Nigel’s determination to capture the interest of an agent was such that he telephoned one particular agent four times each day for a couple of weeks until they relented and read his manuscript resulting in constructive criticism and guidance. Ruth carried out the proof-reading and Nigel created his own imprint in order to be able to put a logo on the spine of the book. He spent a considerable time researching the historic aspects of his story and wrote the entire 86,000 words in twelve weeks.
Nigel offered some tips for consideration based upon his own experiences:
Have your manuscript professionally proofread.
Have four or five people, who you can trust to be truthful and brutally honest to read the manuscript.
When writing, do not finish at what you consider to be the end of a chapter, write a further two paragraphs before stopping, this way when you resume, you already have the thread to follow to begin the new chapter. Accept criticism and expect rejection.
Get the time line right.
Don’t bother with the social networking sites; they do not improve your sales.
Get other people to suggest a “shout line” to go on the front cover of your book, then select or create one that you find suitable.
Check the complexities of ISBN numbers by contacting Neilsons from whom they can be purchased 10 at a time.
It is considered that if you have sold 40 copies of your book, you are ahead of the average for self published authors.
Use a professional standard software package for layout and typesetting. Nigel uses Adobe Design.

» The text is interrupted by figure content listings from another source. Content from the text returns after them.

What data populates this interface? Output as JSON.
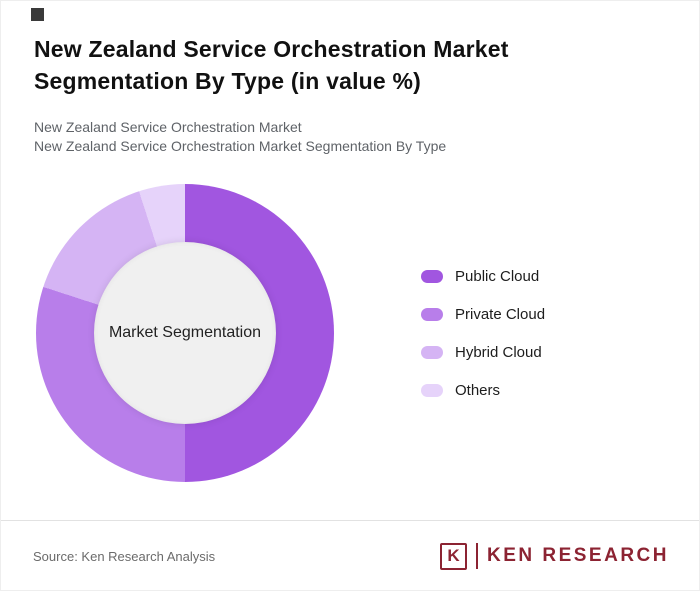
{
  "header": {
    "title": "New Zealand Service Orchestration Market Segmentation By Type (in value %)",
    "subtitle_line1": "New Zealand Service Orchestration Market",
    "subtitle_line2": "New Zealand Service Orchestration Market Segmentation By Type"
  },
  "chart_data": {
    "type": "pie",
    "variant": "donut",
    "title": "New Zealand Service Orchestration Market Segmentation By Type (in value %)",
    "center_label": "Market Segmentation",
    "categories": [
      "Public Cloud",
      "Private Cloud",
      "Hybrid Cloud",
      "Others"
    ],
    "values": [
      50,
      30,
      15,
      5
    ],
    "unit": "value %",
    "colors": [
      "#a156e0",
      "#b87eea",
      "#d5b4f4",
      "#e6d3fa"
    ],
    "center_color": "#f0f0f0",
    "legend_position": "right",
    "start_angle_deg": 0,
    "direction": "clockwise"
  },
  "footer": {
    "source": "Source: Ken Research Analysis",
    "logo": {
      "monogram": "K",
      "brand": "KEN RESEARCH",
      "brand_color": "#8c2332"
    }
  }
}
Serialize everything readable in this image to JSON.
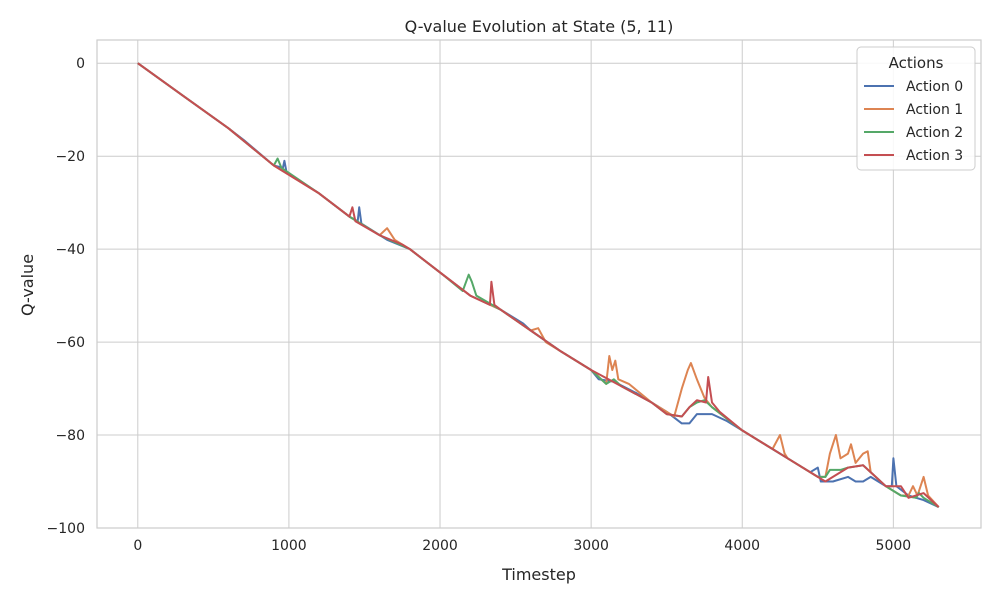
{
  "chart_data": {
    "type": "line",
    "title": "Q-value Evolution at State (5, 11)",
    "xlabel": "Timestep",
    "ylabel": "Q-value",
    "xlim": [
      -270,
      5580
    ],
    "ylim": [
      -100,
      5
    ],
    "xticks": [
      0,
      1000,
      2000,
      3000,
      4000,
      5000
    ],
    "yticks": [
      0,
      -20,
      -40,
      -60,
      -80,
      -100
    ],
    "xtick_labels": [
      "0",
      "1000",
      "2000",
      "3000",
      "4000",
      "5000"
    ],
    "ytick_labels": [
      "0",
      "−20",
      "−40",
      "−60",
      "−80",
      "−100"
    ],
    "grid": true,
    "legend": {
      "title": "Actions",
      "position": "top-right"
    },
    "series": [
      {
        "name": "Action 0",
        "color": "#4c72b0",
        "points": [
          [
            0,
            0
          ],
          [
            300,
            -7
          ],
          [
            600,
            -14
          ],
          [
            700,
            -16.5
          ],
          [
            900,
            -22
          ],
          [
            960,
            -22.5
          ],
          [
            970,
            -21
          ],
          [
            985,
            -23.5
          ],
          [
            1200,
            -28
          ],
          [
            1400,
            -33
          ],
          [
            1455,
            -34
          ],
          [
            1465,
            -31
          ],
          [
            1480,
            -34.5
          ],
          [
            1650,
            -38
          ],
          [
            1800,
            -40
          ],
          [
            2000,
            -45
          ],
          [
            2200,
            -50
          ],
          [
            2400,
            -53
          ],
          [
            2550,
            -56
          ],
          [
            2600,
            -57.5
          ],
          [
            2800,
            -62
          ],
          [
            3000,
            -66
          ],
          [
            3050,
            -68
          ],
          [
            3150,
            -68.5
          ],
          [
            3300,
            -71
          ],
          [
            3400,
            -73
          ],
          [
            3500,
            -75
          ],
          [
            3600,
            -77.5
          ],
          [
            3650,
            -77.5
          ],
          [
            3700,
            -75.5
          ],
          [
            3800,
            -75.5
          ],
          [
            3900,
            -77
          ],
          [
            4000,
            -79
          ],
          [
            4200,
            -83
          ],
          [
            4300,
            -85
          ],
          [
            4450,
            -88
          ],
          [
            4500,
            -87
          ],
          [
            4520,
            -90
          ],
          [
            4600,
            -90
          ],
          [
            4700,
            -89
          ],
          [
            4750,
            -90
          ],
          [
            4800,
            -90
          ],
          [
            4850,
            -89
          ],
          [
            4950,
            -91
          ],
          [
            4990,
            -91
          ],
          [
            5000,
            -85
          ],
          [
            5020,
            -91
          ],
          [
            5100,
            -93
          ],
          [
            5200,
            -94
          ],
          [
            5300,
            -95.5
          ]
        ]
      },
      {
        "name": "Action 1",
        "color": "#dd8452",
        "points": [
          [
            0,
            0
          ],
          [
            300,
            -7
          ],
          [
            600,
            -14
          ],
          [
            900,
            -22
          ],
          [
            1200,
            -28
          ],
          [
            1400,
            -33
          ],
          [
            1600,
            -37
          ],
          [
            1650,
            -35.5
          ],
          [
            1700,
            -38
          ],
          [
            1800,
            -40
          ],
          [
            2000,
            -45
          ],
          [
            2200,
            -50
          ],
          [
            2400,
            -53
          ],
          [
            2600,
            -57.5
          ],
          [
            2650,
            -57
          ],
          [
            2700,
            -60
          ],
          [
            2800,
            -62
          ],
          [
            3000,
            -66
          ],
          [
            3100,
            -69
          ],
          [
            3120,
            -63
          ],
          [
            3140,
            -66
          ],
          [
            3160,
            -64
          ],
          [
            3180,
            -68
          ],
          [
            3250,
            -69
          ],
          [
            3400,
            -73
          ],
          [
            3550,
            -76
          ],
          [
            3600,
            -70
          ],
          [
            3640,
            -66
          ],
          [
            3660,
            -64.5
          ],
          [
            3700,
            -68
          ],
          [
            3750,
            -72
          ],
          [
            3800,
            -74
          ],
          [
            4000,
            -79
          ],
          [
            4200,
            -83
          ],
          [
            4250,
            -80
          ],
          [
            4280,
            -84
          ],
          [
            4300,
            -85
          ],
          [
            4500,
            -89
          ],
          [
            4550,
            -89
          ],
          [
            4580,
            -84
          ],
          [
            4600,
            -82
          ],
          [
            4620,
            -80
          ],
          [
            4650,
            -85
          ],
          [
            4700,
            -84
          ],
          [
            4720,
            -82
          ],
          [
            4750,
            -86
          ],
          [
            4800,
            -84
          ],
          [
            4830,
            -83.5
          ],
          [
            4850,
            -88
          ],
          [
            4950,
            -91
          ],
          [
            5050,
            -93
          ],
          [
            5100,
            -93
          ],
          [
            5130,
            -91
          ],
          [
            5160,
            -93
          ],
          [
            5200,
            -89
          ],
          [
            5230,
            -93
          ],
          [
            5300,
            -95.5
          ]
        ]
      },
      {
        "name": "Action 2",
        "color": "#55a868",
        "points": [
          [
            0,
            0
          ],
          [
            300,
            -7
          ],
          [
            600,
            -14
          ],
          [
            900,
            -22
          ],
          [
            925,
            -20.5
          ],
          [
            950,
            -22.5
          ],
          [
            1200,
            -28
          ],
          [
            1400,
            -33
          ],
          [
            1600,
            -37
          ],
          [
            1800,
            -40
          ],
          [
            2000,
            -45
          ],
          [
            2150,
            -49
          ],
          [
            2190,
            -45.5
          ],
          [
            2210,
            -47
          ],
          [
            2240,
            -50
          ],
          [
            2400,
            -53
          ],
          [
            2600,
            -57.5
          ],
          [
            2800,
            -62
          ],
          [
            3000,
            -66
          ],
          [
            3100,
            -69
          ],
          [
            3150,
            -68
          ],
          [
            3200,
            -69.5
          ],
          [
            3400,
            -73
          ],
          [
            3500,
            -75.5
          ],
          [
            3600,
            -76
          ],
          [
            3650,
            -74
          ],
          [
            3700,
            -73
          ],
          [
            3750,
            -72.5
          ],
          [
            3800,
            -74
          ],
          [
            4000,
            -79
          ],
          [
            4200,
            -83
          ],
          [
            4300,
            -85
          ],
          [
            4500,
            -89
          ],
          [
            4550,
            -89
          ],
          [
            4580,
            -87.5
          ],
          [
            4650,
            -87.5
          ],
          [
            4700,
            -87
          ],
          [
            4800,
            -86.5
          ],
          [
            4850,
            -88
          ],
          [
            4950,
            -91
          ],
          [
            5050,
            -93
          ],
          [
            5150,
            -93.5
          ],
          [
            5170,
            -92.5
          ],
          [
            5200,
            -93.5
          ],
          [
            5300,
            -95.5
          ]
        ]
      },
      {
        "name": "Action 3",
        "color": "#c44e52",
        "points": [
          [
            0,
            0
          ],
          [
            300,
            -7
          ],
          [
            600,
            -14
          ],
          [
            900,
            -22
          ],
          [
            1200,
            -28
          ],
          [
            1400,
            -33
          ],
          [
            1420,
            -31
          ],
          [
            1440,
            -34
          ],
          [
            1600,
            -37
          ],
          [
            1750,
            -39
          ],
          [
            1800,
            -40
          ],
          [
            2000,
            -45
          ],
          [
            2200,
            -50
          ],
          [
            2330,
            -52
          ],
          [
            2340,
            -47
          ],
          [
            2360,
            -52
          ],
          [
            2400,
            -53
          ],
          [
            2600,
            -57.5
          ],
          [
            2800,
            -62
          ],
          [
            3000,
            -66
          ],
          [
            3200,
            -69.5
          ],
          [
            3400,
            -73
          ],
          [
            3500,
            -75.5
          ],
          [
            3600,
            -76
          ],
          [
            3650,
            -74
          ],
          [
            3700,
            -72.5
          ],
          [
            3760,
            -73
          ],
          [
            3775,
            -67.5
          ],
          [
            3800,
            -73
          ],
          [
            3850,
            -75
          ],
          [
            4000,
            -79
          ],
          [
            4200,
            -83
          ],
          [
            4300,
            -85
          ],
          [
            4500,
            -89
          ],
          [
            4550,
            -90
          ],
          [
            4600,
            -89
          ],
          [
            4700,
            -87
          ],
          [
            4800,
            -86.5
          ],
          [
            4850,
            -88
          ],
          [
            4950,
            -91
          ],
          [
            5050,
            -91
          ],
          [
            5100,
            -93.5
          ],
          [
            5200,
            -92.5
          ],
          [
            5300,
            -95.5
          ]
        ]
      }
    ]
  }
}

He uses Lightning Source as his print on demand publishing company.
Waterstone's are happy to take on anyone for a book signing, but don’t expect to sell more than about 50 books at best.
Nigel then mentioned some books which he considered to be good guides to writing:
Writers & Artists: How to Write
Stephen King on Writing
The Elements of Style by E.B.White
From Pitch to Publication by Carol Blake
He also said, if you want to be a great writer you should read a lot, and write a lot.
Nigel went on to talk about mapping the story; he took a tip from Alfred Hitchcock who used 3” x 5” cards laid out on the floor with an encapsulating sentence to identify the beginning and end of the story. He then used multiple cards in the same way to create chapter descriptors; the sentences evolved into paragraphs and eventually into chapters. Nigel uses a similar system but adapted for the computer.
Nigel Cooper finished his talk by reminding members of the proverb penned by Stephen King: “The road to hell is paved with adverbs”.
Hazel: Thanked Nigel on behalf of the members and presented him with a bottle of wine as he was not charging a fee. He continued with casual discussions with members during the enjoyable feast of seasonal goodies and alcohol-free wine.